It’s interesting to me that I apparently only have something to share of value about every other month. This, of course, leads me to wonder how all these other author/bloggers find something of value every single week or even every day. Perhaps it’s my life situation, a single mother with two young children, running my business from home. I’m too busy playing multiple roles, and trying to cover over any holes in the spackling of my children’s live’s with love, to give my own creative process much time.

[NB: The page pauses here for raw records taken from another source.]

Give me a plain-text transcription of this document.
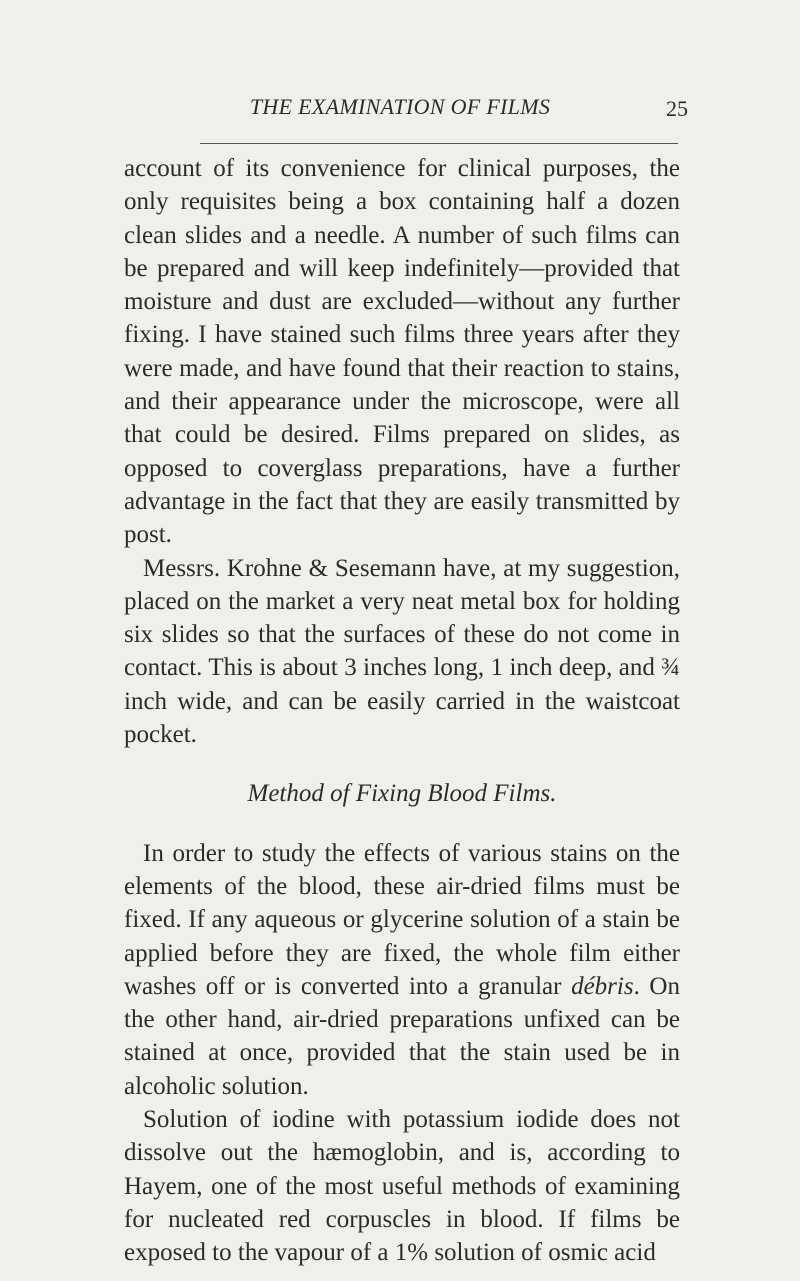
THE EXAMINATION OF FILMS	25

account of its convenience for clinical purposes, the only requisites being a box containing half a dozen clean slides and a needle. A number of such films can be prepared and will keep indefinitely—provided that moisture and dust are excluded—without any further fixing. I have stained such films three years after they were made, and have found that their reaction to stains, and their appearance under the microscope, were all that could be desired. Films prepared on slides, as opposed to coverglass preparations, have a further advantage in the fact that they are easily transmitted by post.

Messrs. Krohne & Sesemann have, at my suggestion, placed on the market a very neat metal box for holding six slides so that the surfaces of these do not come in contact. This is about 3 inches long, 1 inch deep, and ¾ inch wide, and can be easily carried in the waistcoat pocket.

Method of Fixing Blood Films.

In order to study the effects of various stains on the elements of the blood, these air-dried films must be fixed. If any aqueous or glycerine solution of a stain be applied before they are fixed, the whole film either washes off or is converted into a granular débris. On the other hand, air-dried preparations unfixed can be stained at once, provided that the stain used be in alcoholic solution.

Solution of iodine with potassium iodide does not dissolve out the hæmoglobin, and is, according to Hayem, one of the most useful methods of examining for nucleated red corpuscles in blood. If films be exposed to the vapour of a 1% solution of osmic acid
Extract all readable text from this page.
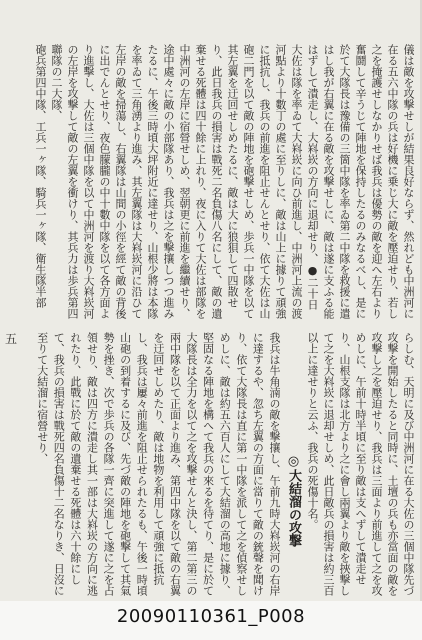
儀は敵を攻撃せしが結果良好ならず、然れども中洲河に在る五六中隊の兵は好機に乗じ大に敵を壓迫せり、若し之を掩護せしなかりせば我兵は優勢の敵を迎へ左右より奮鬪して辛うじて陣地を保持したるのみなるべし、是に於て大隊長は豫備の三箇中隊を率ゐ第二中隊を救援に遣はし我が右翼に在る敵を攻撃せしに、敵は遂に支ふる能はずして潰走し、大嵙崁の方向に退却せり、●二十日大佐は隊を率ゐて大嵙崁に向ひ前進し、中洲河上流の渡河點より十數丁の處に至りしに、敵は山上に據りて頑強に抵抗し、我兵の前進を阻止せんとせり、依て大佐は山砲二門を以て敵の陣地を砲撃せしめ、歩兵一中隊を以て其左翼を迂回せしめたるに、敵は大に狼狽して四散せり、此日我兵の損害は戰死二名負傷八名にして、敵の遺棄せる死體は四十餘に上れり、夜に入りて大佐は部隊を中洲河の左岸に宿營せしめ、翌朝更に前進を繼續せり、途中處々に敵の小部隊あり、我兵は之を撃攘しつつ進みたるに、午後三時頃大坪附近に達せり、山根少將は本隊を率ゐて三角湧より進み、其左翼隊は大嵙崁河に沿ひて左岸の敵を掃蕩し、右翼隊は山間の小徑を經て敵の背後に出でんとせり、夜色朦朧の中十數中隊を以て各方面より進擊し、大佐は三個中隊を以て中洲河を渡り大嵙崁河の左岸を攻撃して敵の左翼を衝けり、其兵力は歩兵第四聯隊の二大隊、

砲兵第四中隊、工兵一ヶ隊、騎兵一ヶ隊、衛生隊半部

らしむ、天明に及び中洲河に在る大佐の三個中隊先づ攻撃を開始したると同時に、土壇の兵も亦當面の敵を攻撃し之を壓迫せり、我兵は三面より前進して之を攻めしに、午前十時半頃に至り敵は支へずして潰走せり、山根支隊は北方より之に會し兩翼より敵を挾撃して之を大嵙崁に退却せしめ、此日敵兵の損害は約三百以上に達せりと云ふ、我兵の死傷十名。

◎大結溜の攻撃

我兵は牛角湳の敵を撃攘し、午前九時大嵙崁河の右岸に達するや、忽ち左翼の方面に當りて敵の銃聲を聞けり、依て大隊長は直に第一中隊を派して之を偵察せしめしに、敵は約五六百人にして大結溜の高地に據り、堅固なる陣地を構へて我兵の來るを待てり、是に於て大隊長は全力を以て之を攻撃せんと決し、第二第三の兩中隊を以て正面より進み、第四中隊を以て敵の右翼を迂回せしめたり、敵は地物を利用して頑強に抵抗し、我兵は屢々前進を阻止せられたるも、午後一時頃山砲の到着するに及び、先づ敵の陣地を砲撃して其氣勢を挫き、次で歩兵の各隊一齊に突進して遂に之を占領せり、敵は四方に潰走し其一部は大嵙崁の方向に逃れたり、此戰に於て敵の遺棄せる死體は六十餘にして、我兵の損害は戰死四名負傷十二名なりき、日沒に至りて大結溜に宿營せり、

五
20090110361_P008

The funny thing is I had someone tell me about a year ago that I’d better watch it, better find some time for me or I’d begin to resent them. This struck me as absurd, and I let the person who shared that with me know that. His kids grown and out of the house, he really did not understand the symbiotic nature of the relationship that I have with my children. We truly rely on one another in every way and that is just continuing to grow and flourish in more positive ways as we mature.

About a month ago, I was busy trying to get the house winterized. Nearly 100-years-old, she’s a cheeky old dame, but needs a little make-up to get through winter’s grand ball. One of the things that I do to prepare her is to cover all of her old windows in plastic. I generally wait as long as I can to do this, but this year when we went from 70 to –20 in the course of a week, I was left no choice. I was nearly done upstairs and running out of plastic when one of the sheets tore that I was applying. Tired, frazzled, I let myself have a good old tizzy, as my mother always called them. It went something like this: “I hate this house,” fist hitting wall and tears following. Then the same phrase repeated several times as I finally sat down on the floor and had a good cry.

After my breakdown, I sat down with my kids to try and explain why I’d gotten so upset at the house. My son had started crying telling me, “I love this house mom.” I told them that I was mentally and physically exhausted, that every once in a while it sounded really nice to have somebody give me a hand. I told them that sometimes I get tired of trying to do everything myself – the usual laments of a single mom. My children listened, comforting me as I spoke. And, finally, they both said, “But, you’re not alone mom, we’re here.” “I can help you,” Elias pointed out. I looked at him and realized that he was right, it wouldn’t be long and I’d have a little man around the house to help. Squeezing them both, I told them they were right and the moment passed.

About a week ago I was in my office working when Elias walked in with a note for me. It said, “I Love you mom. I am happy if you are happy. You are my mom and I Love you.” The spelling was all correct, it was written in yellow, and interestingly both I and love were capitalized. I sat looking at it, and my first thought was, leave it to a kid to figure out that Love should always be capitalized. Then, I set it in my printer feed tray next to my computer so I could meditate on it often.

How many times have other adults told me that if I’m happy, my kids will be happy, and here it is coming directly from my 6-year-old’s loving hand.  Prophetically, a client and friend of mine sent me a couple books for Christmas that address this very subject. So far, they’ve both captivated me and appear to offer a lot of wisdom into this matter of discovering your own happiness. It appears that the meat of one book is that you can’t base your happiness on events out of your control – like me becoming a great author, for example.

So, here I sit, knowing that I will never resent my children. Fearing that if I don’t create a life for myself and find happiness inside myself I will saddle them with a needy, overbearing mom as they begin to grow apart from me and develop into their own individual branches. It’s an awesome thing to contemplate. I always thought the Holy Grail of being published was my only dream. But, now alone, I realize that it will take a great deal more for me to find fulfillment – a great deal more.